Bataysk Historical Museum
- Established: 22 April 1979
- Location: 51a Kirov Street, Bataysk, Rostov oblast, Russia
- Coordinates: 47°08′16″N 39°44′33″E﻿ / ﻿47.13780°N 39.74244°E
- Director: Zaburdyaeva Lyudmila Nikolaevna
- Website: "музейбатайска.рф". Archived from the original on 2017-02-02.

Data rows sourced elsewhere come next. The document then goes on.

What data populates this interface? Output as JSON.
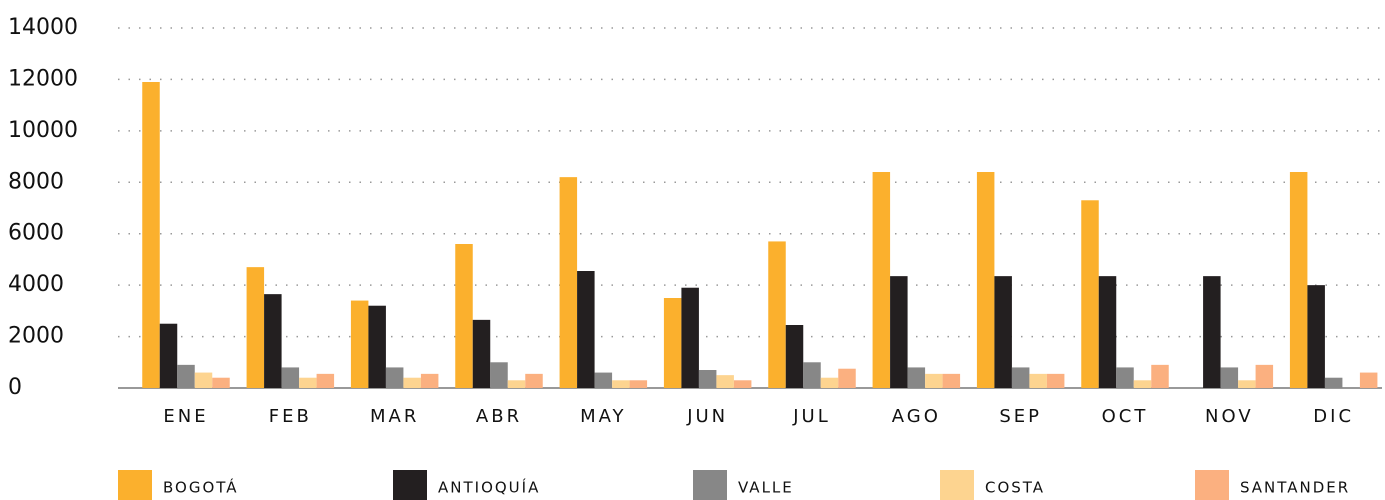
{
  "chart_data": {
    "type": "bar",
    "categories": [
      "ENE",
      "FEB",
      "MAR",
      "ABR",
      "MAY",
      "JUN",
      "JUL",
      "AGO",
      "SEP",
      "OCT",
      "NOV",
      "DIC"
    ],
    "series": [
      {
        "name": "BOGOTÁ",
        "color": "#fbb02d",
        "values": [
          11900,
          4700,
          3400,
          5600,
          8200,
          3500,
          5700,
          8400,
          8400,
          7300,
          0,
          8400
        ]
      },
      {
        "name": "ANTIOQUÍA",
        "color": "#231f20",
        "values": [
          2500,
          3650,
          3200,
          2650,
          4550,
          3900,
          2450,
          4350,
          4350,
          4350,
          4350,
          4000
        ]
      },
      {
        "name": "VALLE",
        "color": "#878787",
        "values": [
          900,
          800,
          800,
          1000,
          600,
          700,
          1000,
          800,
          800,
          800,
          800,
          400
        ]
      },
      {
        "name": "COSTA",
        "color": "#fdd490",
        "values": [
          600,
          400,
          400,
          300,
          300,
          500,
          400,
          550,
          550,
          300,
          300,
          0
        ]
      },
      {
        "name": "SANTANDER",
        "color": "#fbb080",
        "values": [
          400,
          550,
          550,
          550,
          300,
          300,
          750,
          550,
          550,
          900,
          900,
          600
        ]
      }
    ],
    "ylim": [
      0,
      14000
    ],
    "yticks": [
      0,
      2000,
      4000,
      6000,
      8000,
      10000,
      12000,
      14000
    ],
    "grid": true,
    "legend": "bottom"
  }
}
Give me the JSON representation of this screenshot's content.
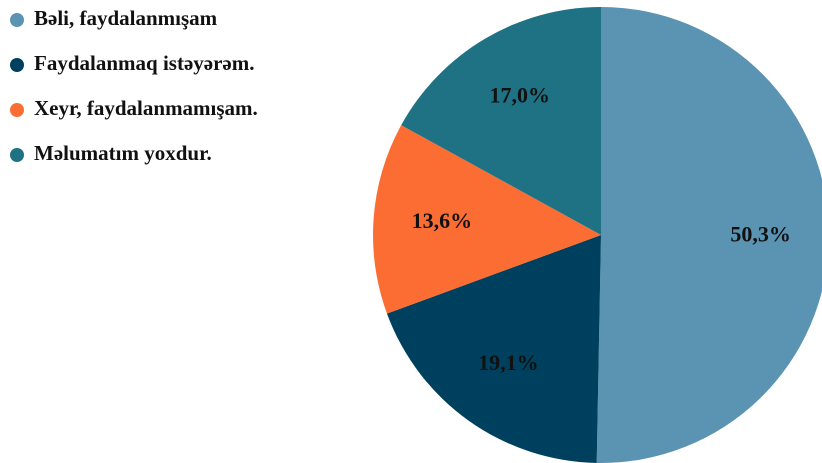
{
  "chart_data": {
    "type": "pie",
    "categories": [
      "Bəli, faydalanmışam",
      "Faydalanmaq istəyərəm.",
      "Xeyr, faydalanmamışam.",
      "Məlumatım yoxdur."
    ],
    "values": [
      50.3,
      19.1,
      13.6,
      17.0
    ],
    "value_labels": [
      "50,3%",
      "19,1%",
      "13,6%",
      "17,0%"
    ],
    "colors": [
      "#5b93b3",
      "#00405f",
      "#fb6d32",
      "#1f7283"
    ],
    "legend": "top-left"
  }
}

= Bataysk Museum of History =

Museum in Bataysk, Rostov, Russia

The Bataysk Museum of History (Russian: Батайский музей истории) is a historical museum in Bataysk, Rostov Oblast, Russia. The modern building of the museum is located in culture and recreation park of the city in the Kirov street, 51a.

== History ==
The first museum in Bataysk was opened in 1966 and was in a local cinema. Its original name was "The Museum of Revolutionary, military and Labor fame" It was located in only two rooms and its fund had only about 400 exhibits. The modern building of the museum was erected in 1979. The opening took place on 22 April of the same year.

The museum was named since 1993. At the moment its exhibition area is 430 square meters.

== Expositions of the museum ==
The contemporary museum exposition features are the town history, ethnography, and archeology. The museum has about 9 thousand original documents dedicated to the history of Bataysk.

The museum has three exposition halls:

- The Hall of Military Fame presents unique items from the Civil and the Great Patriotic Wars periods. The Bataysk sanctuary, the Memorial Wall with the names of all the town citizens, who died during the Great Patriotic War, is located within the hall territory. From time to time there are held solemn events, meetings of veterans of wars and meetings of search groups in the hall
- Hall of Local Lore
- Exhibition Hall

Expositions:

- The Bataysk Museum takes pride of the memorial exposition, devoted to the Baranov’s and Serov’s aviation schools history. 104 graduates from the town aviation schools were honored by the Hero of USSR title, five of them were honored with this title twice. The town is proud of its noble citizens. The most famous graduates are the legendary pilot Alexey Maresyev, the prototype of the main character of Boris Polevoy's novel "Story about a True Man", poet Ivan Shamov, who repeated the feat by Nikolay Ostrovskiy.
- Personal belongings of the first pilots-cosmonauts Vladimir Komarov, Yevgeny Khrunov, Victor Gorbatko.
- The museum features interesting exhibition, devoted to the history of Bataysk railway junction, one of the largest in Russia. The Vladikavkaz Railway line was constructed in 1875, by the Emperor Alexander II order. Ever since, Bataysk became the gateway to the Caucasus.
- The museum has unique ethnography displays, presenting a combination of the local habits and ways in various spheres, agricultural, industrial and cultural.
- Permanent exhibition of works of the Bataysk artist N.S. Losevsky.